Iran strongly ruled out the presence of Saudis in the nuclear negotiations, calling on France to reconsider its policies on arms sales to the Persian Gulf Arab states, including Riyadh, which has led to the massacre of thousands of innocent women and children in Yemen and elsewhere.

“The Joint Comprehensive Plan of Action (JCPOA) is a multilateral international agreement endorsed by the UNSC Resolution 2231 and is by no means renegotiable and the parties to it are all clear and unchangeable,” Iran’s Foreign Ministry Spokesman Saeed Khatibzadeh said on Saturday, adding, “French-made arms, and those made by other Western countries, are the cause of massacre of tens of thousands of Yemenis.”

Khatibzadeh stressed that Western weapons are the main source of bloodshed and instability in the Persian Gulf, emphasizing that unless the flood of these weapons is being stopped, no peace and stability can be expected in the region.

Khatibzadeh made the remarks in reaction to French President Emmanuel Macron’s remarks who had said in an interview with al-Arabiya television on Friday that any new negotiations on the 2015 nuclear deal would be very “tough” and should include France’s regional allies, like Saudi Arabia.

Iran signed the JCPOA with six world states — namely the US, Germany, France, Britain, Russia, and China — in 2015. 

Trump, a stern critic of the historic deal, unilaterally pulled Washington out of the JCPOA in May 2018, and unleashed the “toughest ever” sanctions against the Islamic Republic in defiance of global criticism in an attempt to strangle the Iranian oil trade, but to no avail since its “so-called maximum pressure policy” has failed to push Tehran to the negotiating table.

In response to the US’ unilateral move, Tehran has so far rowed back on its nuclear commitments four times in compliance with Articles 26 and 36 of the JCPOA, but stressed that its retaliatory measures will be reversible as soon as Europe finds practical ways to shield the mutual trade from the US sanctions.

Tehran has particularly been disappointed with failure of the three European signatories to the JCPOA — Britain, France and Germany — to protect its business interests under the deal after the US’ withdrawal.

On January 5, Iran took a final step in reducing its commitments, and said it would no longer observe any operational limitations on its nuclear industry, whether concerning the capacity and level of uranium enrichment, the volume of stockpiled uranium or research and development.

Meantime, Biden has recently said in a CNN article that he wants a renegotiation of the contents of the deal before he agrees to rejoin the agreement.

“I will offer Tehran a credible path back to diplomacy.
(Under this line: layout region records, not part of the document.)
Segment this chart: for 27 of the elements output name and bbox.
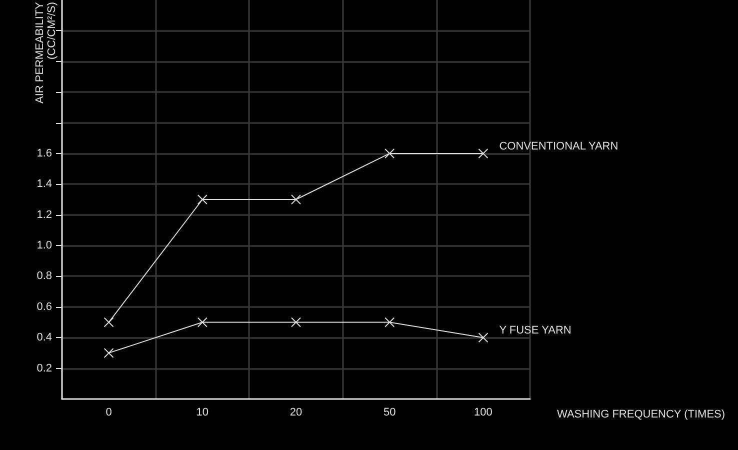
y-tick-label: 1.0 <box>36 240 52 252</box>
point <box>104 348 114 358</box>
x-tick-label: 20 <box>290 406 302 418</box>
x-tick-label: 100 <box>474 406 492 418</box>
y-tick-label: 1.4 <box>36 178 52 190</box>
point <box>197 194 208 204</box>
point <box>478 332 488 343</box>
point <box>384 148 395 158</box>
point <box>197 317 208 328</box>
x-axis-title: WASHING FREQUENCY (TIMES) <box>557 408 726 420</box>
series-label: CONVENTIONAL YARN <box>499 140 618 152</box>
point <box>384 317 395 328</box>
series-label: Y FUSE YARN <box>499 324 572 337</box>
x-tick-label: 50 <box>383 406 396 418</box>
point <box>291 194 301 204</box>
y-tick-label: 0.2 <box>36 362 52 374</box>
x-tick-label: 10 <box>196 406 209 418</box>
point <box>478 148 488 158</box>
y-tick-label: 0.6 <box>36 300 52 313</box>
y-tick-label: 0.4 <box>36 332 52 344</box>
x-tick-label: 0 <box>106 406 112 418</box>
y-tick-label: 1.2 <box>36 208 52 221</box>
point <box>104 317 114 328</box>
y-tick-label: 0.8 <box>36 270 52 282</box>
point <box>291 317 301 328</box>
y-tick-label: 1.6 <box>36 147 52 160</box>
y-axis-title: AIR PERMEABILITY (CC/CM²/S) <box>34 1 58 104</box>
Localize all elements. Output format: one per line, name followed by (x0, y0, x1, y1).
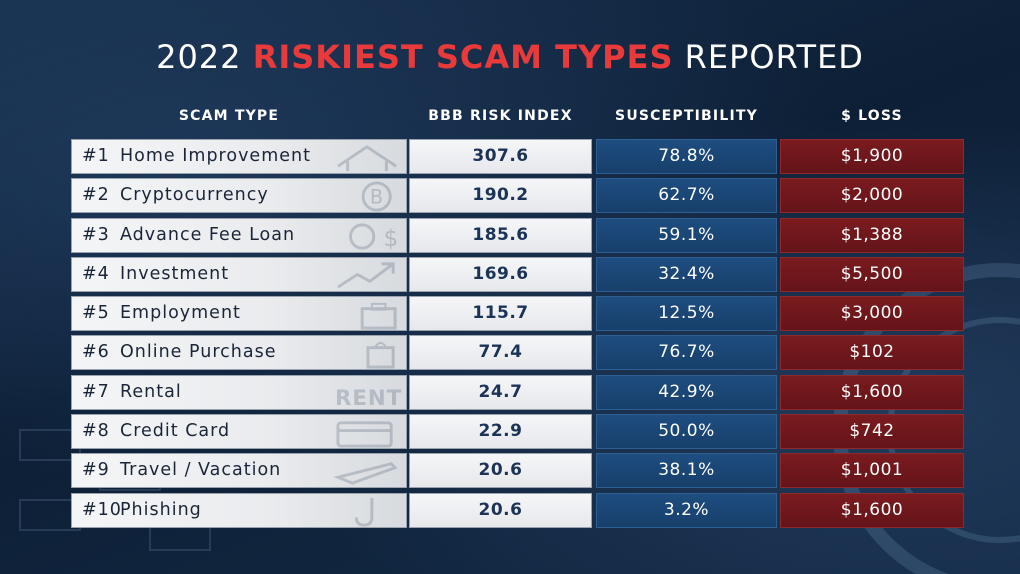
cell-loss: $1,001 (780, 453, 964, 489)
money-icon: $ (349, 223, 399, 252)
table-row: #3 Advance Fee Loan $185.6 59.1% $1,388 (71, 217, 964, 253)
rank-label: #6 (82, 342, 110, 363)
scam-type-label: Credit Card (120, 421, 231, 442)
rent-sign-icon: RENT (335, 386, 402, 409)
airplane-icon (333, 462, 398, 486)
cell-loss: $102 (780, 335, 964, 371)
table-body: #1 Home Improvement 307.6 78.8% $1,900 #2 Cryp… (71, 139, 964, 532)
svg-text:RENT: RENT (335, 386, 402, 409)
cell-risk-index: 190.2 (409, 178, 592, 214)
rank-label: #9 (82, 460, 110, 481)
title-suffix: REPORTED (684, 38, 864, 76)
rank-label: #1 (82, 146, 110, 166)
header-risk-index: BBB RISK INDEX (428, 108, 573, 124)
scam-type-label: Rental (120, 381, 182, 402)
bitcoin-icon: B (361, 181, 392, 212)
cell-scam-type: #8 Credit Card (71, 414, 407, 450)
title-accent: RISKIEST SCAM TYPES (252, 38, 674, 76)
rank-label: #2 (82, 185, 110, 206)
cell-scam-type: #6 Online Purchase (71, 335, 407, 371)
cell-risk-index: 307.6 (409, 139, 592, 174)
cell-susceptibility: 76.7% (596, 335, 777, 371)
cell-loss: $1,900 (780, 139, 964, 174)
cell-scam-type: #5 Employment (71, 296, 407, 332)
cell-scam-type: #2 Cryptocurrency B (71, 178, 407, 214)
cell-risk-index: 20.6 (409, 453, 592, 489)
credit-card-icon (336, 421, 393, 448)
table-row: #6 Online Purchase 77.4 76.7% $102 (71, 335, 964, 371)
rank-label: #10 (82, 499, 122, 520)
scam-type-label: Advance Fee Loan (120, 224, 296, 245)
rank-label: #3 (82, 224, 110, 245)
svg-text:B: B (370, 186, 384, 209)
table-row: #9 Travel / Vacation 20.6 38.1% $1,001 (71, 453, 964, 489)
cell-risk-index: 115.7 (409, 296, 592, 332)
table-row: #7 Rental RENT 24.7 42.9% $1,600 (71, 374, 964, 410)
house-icon (337, 145, 397, 172)
cell-susceptibility: 42.9% (596, 374, 777, 410)
header-susceptibility: SUSCEPTIBILITY (615, 108, 758, 124)
page-title: 2022 RISKIEST SCAM TYPES REPORTED (0, 38, 1020, 76)
cell-susceptibility: 62.7% (596, 178, 777, 214)
scam-type-label: Phishing (120, 499, 202, 520)
cell-scam-type: #9 Travel / Vacation (71, 453, 407, 489)
cell-loss: $2,000 (780, 178, 964, 214)
cell-risk-index: 22.9 (409, 414, 592, 450)
svg-text:$: $ (383, 225, 399, 252)
cell-scam-type: #4 Investment (71, 256, 407, 292)
table-row: #2 Cryptocurrency B 190.2 62.7% $2,000 (71, 178, 964, 214)
header-scam-type: SCAM TYPE (178, 108, 280, 124)
title-prefix: 2022 (156, 38, 242, 76)
header-loss: $ LOSS (841, 108, 903, 124)
rank-label: #8 (82, 421, 110, 442)
shopping-bag-icon (366, 342, 395, 369)
cell-risk-index: 77.4 (409, 335, 592, 371)
scam-type-label: Home Improvement (120, 146, 311, 166)
scam-type-label: Investment (120, 263, 230, 284)
cell-risk-index: 185.6 (409, 217, 592, 253)
cell-susceptibility: 59.1% (596, 217, 777, 253)
cell-susceptibility: 12.5% (596, 296, 777, 332)
cell-loss: $3,000 (780, 296, 964, 332)
scam-type-label: Cryptocurrency (120, 185, 269, 206)
table-row: #8 Credit Card 22.9 50.0% $742 (71, 414, 964, 450)
table-row: #1 Home Improvement 307.6 78.8% $1,900 (71, 139, 964, 174)
scam-type-label: Travel / Vacation (120, 460, 282, 481)
rank-label: #7 (82, 381, 110, 402)
cell-loss: $1,600 (780, 374, 964, 410)
cell-loss: $1,388 (780, 217, 964, 253)
cell-loss: $5,500 (780, 256, 964, 292)
scam-type-label: Employment (120, 303, 241, 324)
cell-scam-type: #10Phishing (71, 492, 407, 528)
cell-scam-type: #3 Advance Fee Loan $ (71, 217, 407, 253)
cell-scam-type: #1 Home Improvement (71, 139, 407, 174)
rank-label: #4 (82, 263, 110, 284)
scam-type-label: Online Purchase (120, 342, 277, 363)
cell-risk-index: 24.7 (409, 374, 592, 410)
cell-loss: $742 (780, 414, 964, 450)
cell-susceptibility: 50.0% (596, 414, 777, 450)
cell-risk-index: 169.6 (409, 256, 592, 292)
table-row: #5 Employment 115.7 12.5% $3,000 (71, 296, 964, 332)
table-row: #4 Investment 169.6 32.4% $5,500 (71, 256, 964, 292)
cell-scam-type: #7 Rental RENT (71, 374, 407, 410)
table-header: SCAM TYPE BBB RISK INDEX SUSCEPTIBILITY … (0, 108, 1020, 128)
rank-label: #5 (82, 303, 110, 324)
cell-risk-index: 20.6 (409, 492, 592, 528)
hook-icon (354, 497, 374, 527)
cell-susceptibility: 3.2% (596, 492, 777, 528)
cell-susceptibility: 32.4% (596, 256, 777, 292)
table-row: #10Phishing 20.6 3.2% $1,600 (71, 492, 964, 528)
trend-up-icon (337, 262, 395, 289)
briefcase-icon (360, 303, 397, 330)
cell-loss: $1,600 (780, 492, 964, 528)
cell-susceptibility: 78.8% (596, 139, 777, 174)
cell-susceptibility: 38.1% (596, 453, 777, 489)
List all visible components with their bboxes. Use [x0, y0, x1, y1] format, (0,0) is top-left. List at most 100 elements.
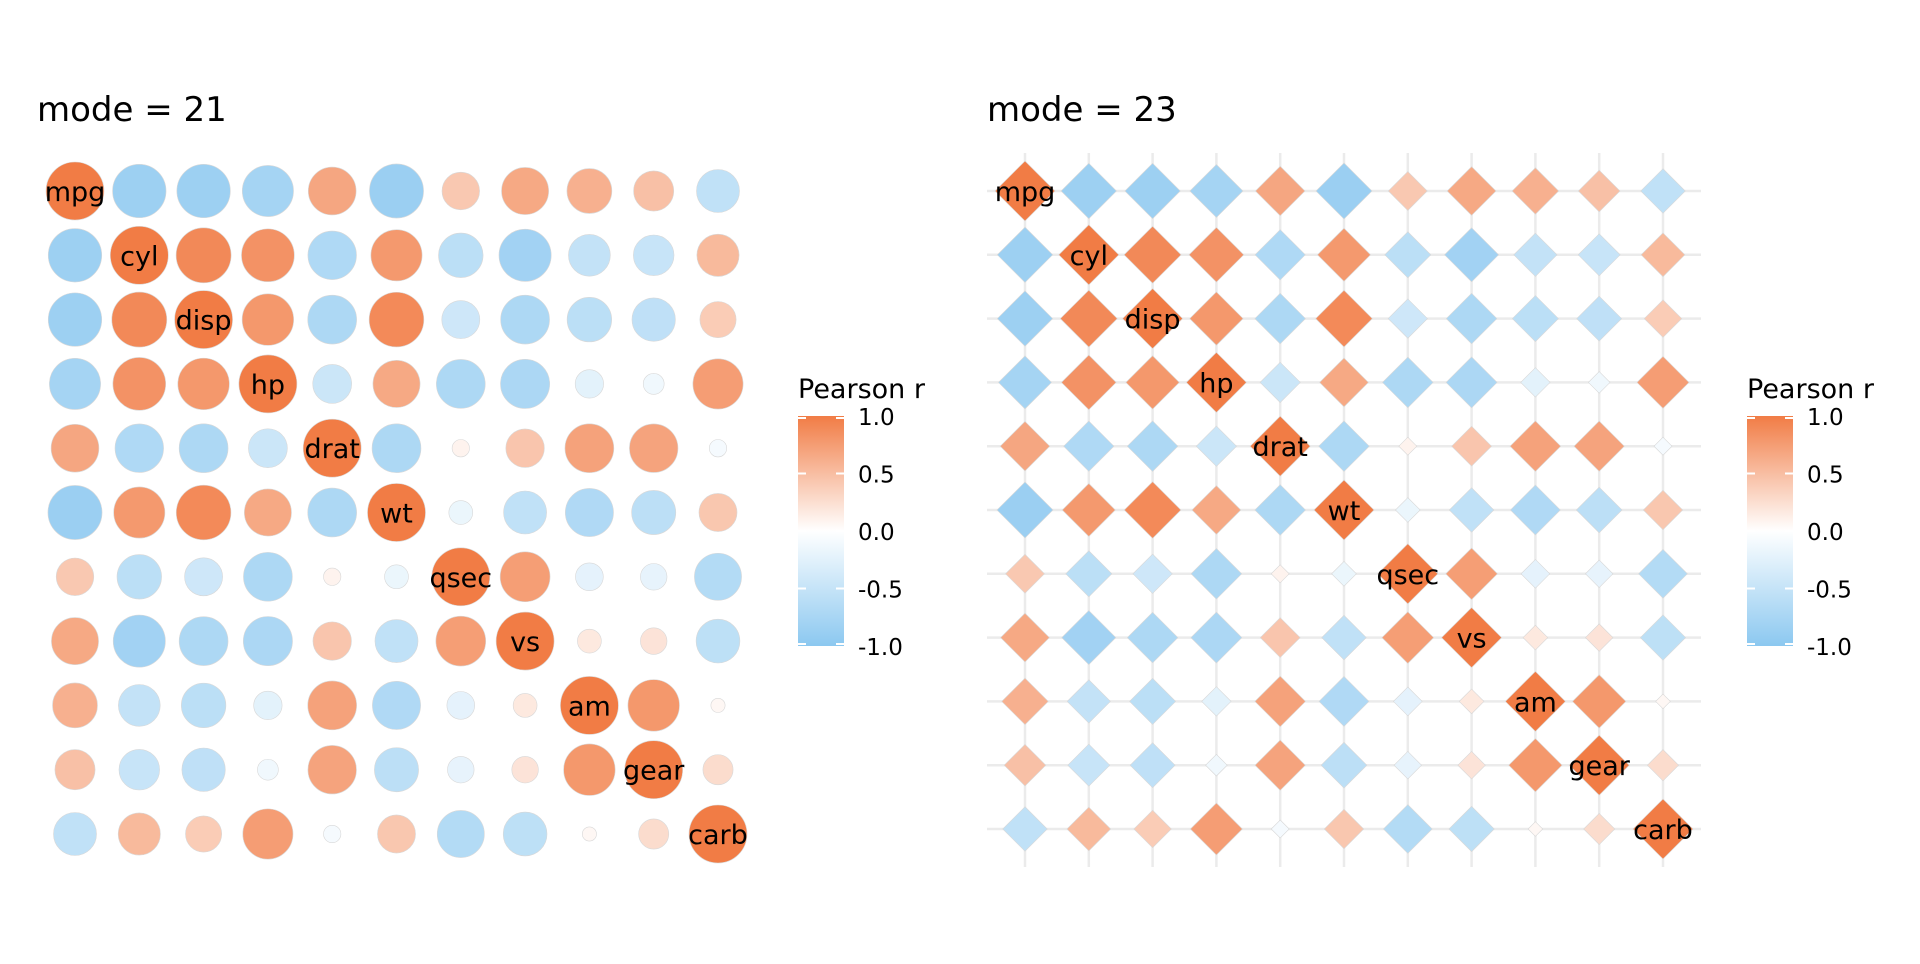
correlation-diamond — [1383, 804, 1433, 854]
diagonal-label: gear — [1568, 751, 1630, 782]
legend-tick-label: -1.0 — [858, 635, 903, 661]
diagonal-label: carb — [688, 820, 748, 851]
correlation-circle — [50, 423, 100, 473]
correlation-circle — [113, 486, 166, 539]
correlation-diamond — [1653, 436, 1673, 456]
correlation-circle — [699, 301, 737, 339]
correlation-diamond — [1067, 743, 1111, 787]
correlation-diamond — [1249, 415, 1311, 477]
correlation-circle — [238, 354, 298, 414]
correlation-diamond — [994, 160, 1056, 222]
correlation-diamond — [1189, 802, 1243, 856]
correlation-circle — [702, 754, 734, 786]
correlation-circle — [185, 815, 223, 853]
correlation-circle — [629, 423, 679, 473]
correlation-diamond — [1643, 299, 1683, 338]
correlation-circle — [500, 358, 551, 409]
correlation-circle — [178, 423, 229, 473]
correlation-diamond — [1318, 676, 1370, 727]
correlation-diamond — [1001, 677, 1049, 726]
correlation-circle — [564, 423, 615, 473]
correlation-diamond — [1003, 743, 1047, 787]
correlation-circle — [257, 758, 279, 781]
legend-tick-label: 0.0 — [858, 520, 895, 546]
correlation-diamond — [1189, 291, 1244, 346]
correlation-circle — [178, 616, 229, 666]
correlation-circle — [624, 740, 684, 800]
correlation-circle — [688, 804, 748, 864]
correlation-diamond — [996, 290, 1054, 347]
correlation-diamond — [1066, 679, 1111, 724]
correlation-circle — [118, 684, 161, 727]
correlation-circle — [243, 552, 293, 602]
correlation-diamond — [1259, 361, 1301, 403]
correlation-circle — [116, 554, 162, 600]
correlation-diamond — [1577, 169, 1621, 213]
correlation-diamond — [1185, 351, 1247, 413]
correlation-circle — [498, 228, 552, 282]
diagonal-label: am — [1514, 687, 1557, 718]
correlation-diamond — [1575, 486, 1623, 534]
correlation-circle — [431, 547, 491, 607]
correlation-circle — [566, 297, 612, 343]
diagonal-label: vs — [510, 627, 540, 658]
correlation-diamond — [1065, 550, 1113, 598]
correlation-diamond — [1585, 623, 1614, 652]
correlation-diamond — [1331, 561, 1357, 587]
diagonal-label: am — [568, 691, 611, 722]
diagonal-label: drat — [305, 434, 360, 465]
correlation-circle — [45, 161, 105, 221]
correlation-diamond — [1381, 611, 1435, 664]
correlation-diamond — [1509, 420, 1562, 472]
correlation-circle — [253, 690, 283, 720]
correlation-diamond — [1254, 739, 1306, 791]
correlation-diamond — [996, 481, 1054, 539]
correlation-diamond — [1387, 171, 1428, 211]
correlation-diamond — [1510, 484, 1561, 536]
correlation-diamond — [1313, 479, 1375, 541]
correlation-diamond — [1646, 749, 1680, 782]
legend: Pearson r 1.0 0.5 0.0 -0.5 -1.0 — [798, 374, 926, 661]
correlation-circle — [384, 564, 409, 590]
correlation-circle — [307, 294, 357, 345]
correlation-diamond — [1639, 614, 1687, 661]
correlation-circle — [174, 290, 233, 349]
correlation-circle — [627, 679, 680, 732]
correlation-circle — [52, 682, 98, 729]
correlation-diamond — [1511, 295, 1559, 343]
legend-tick-label: -0.5 — [858, 578, 903, 604]
correlation-circle — [47, 292, 103, 347]
correlation-diamond — [1188, 227, 1245, 283]
diagonal-label: hp — [251, 370, 285, 401]
correlation-diamond — [1520, 558, 1551, 589]
correlation-circle — [631, 297, 676, 342]
correlation-circle — [633, 170, 675, 212]
correlation-diamond — [1205, 753, 1228, 777]
correlation-diamond — [1448, 805, 1495, 853]
correlation-circle — [176, 163, 231, 219]
correlation-diamond — [1636, 355, 1690, 409]
correlation-diamond — [1321, 614, 1367, 661]
correlation-circle — [577, 628, 602, 654]
correlation-diamond — [1508, 738, 1563, 793]
correlation-diamond — [1576, 295, 1623, 342]
correlation-circle — [563, 743, 616, 796]
correlation-circle — [110, 226, 169, 285]
diagonal-label: cyl — [1070, 241, 1108, 272]
diagonal-label: wt — [1328, 496, 1361, 527]
correlation-diamond — [999, 421, 1051, 472]
correlation-circle — [47, 228, 103, 283]
correlation-circle — [244, 488, 292, 537]
correlation-diamond — [1066, 806, 1112, 852]
correlation-diamond — [998, 355, 1052, 410]
correlation-diamond — [1522, 624, 1549, 651]
correlation-circle — [377, 814, 416, 854]
correlation-diamond — [1195, 425, 1237, 467]
correlation-diamond — [1317, 227, 1371, 282]
correlation-diamond — [1133, 809, 1172, 849]
diagonal-label: qsec — [1376, 560, 1439, 591]
correlation-circle — [175, 227, 232, 284]
correlation-circle — [242, 808, 294, 860]
legend-tick-label: 1.0 — [1807, 405, 1844, 431]
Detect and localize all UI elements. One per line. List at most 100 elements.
If Iran returns to strict compliance with the nuclear deal, the United States would rejoin the agreement as a starting point for follow-on negotiations. With our allies, we will work to strengthen and extend the nuclear deal’s provisions, while also addressing other issues of concern,” he wrote, mentioning that he wants changes to the contents of the nuclear deal and guarantees from Tehran that it would be open for compromise to strike multiple deals over its missile and regional powers as well as a number of other issues that have been the bones of contention between the two sides in the last four decades.

In response, Zarif had stressed that the US has violated the nuclear deal and is in no position to ask for any conditions for its return to the JCPOA, adding that it’s Tehran that has its own terms to allow the US back into the internationally endorsed agreement.

The foreign minister has reiterated time and again that Tehran would not change even a single word of the agreement, and cautioned the US that it needs to pay reparations for the damage it has inflicted on Iran through its retreat from the nuclear agreement and give enough insurances that it would not go for initiating the trigger mechanism again before it could get back to the deal.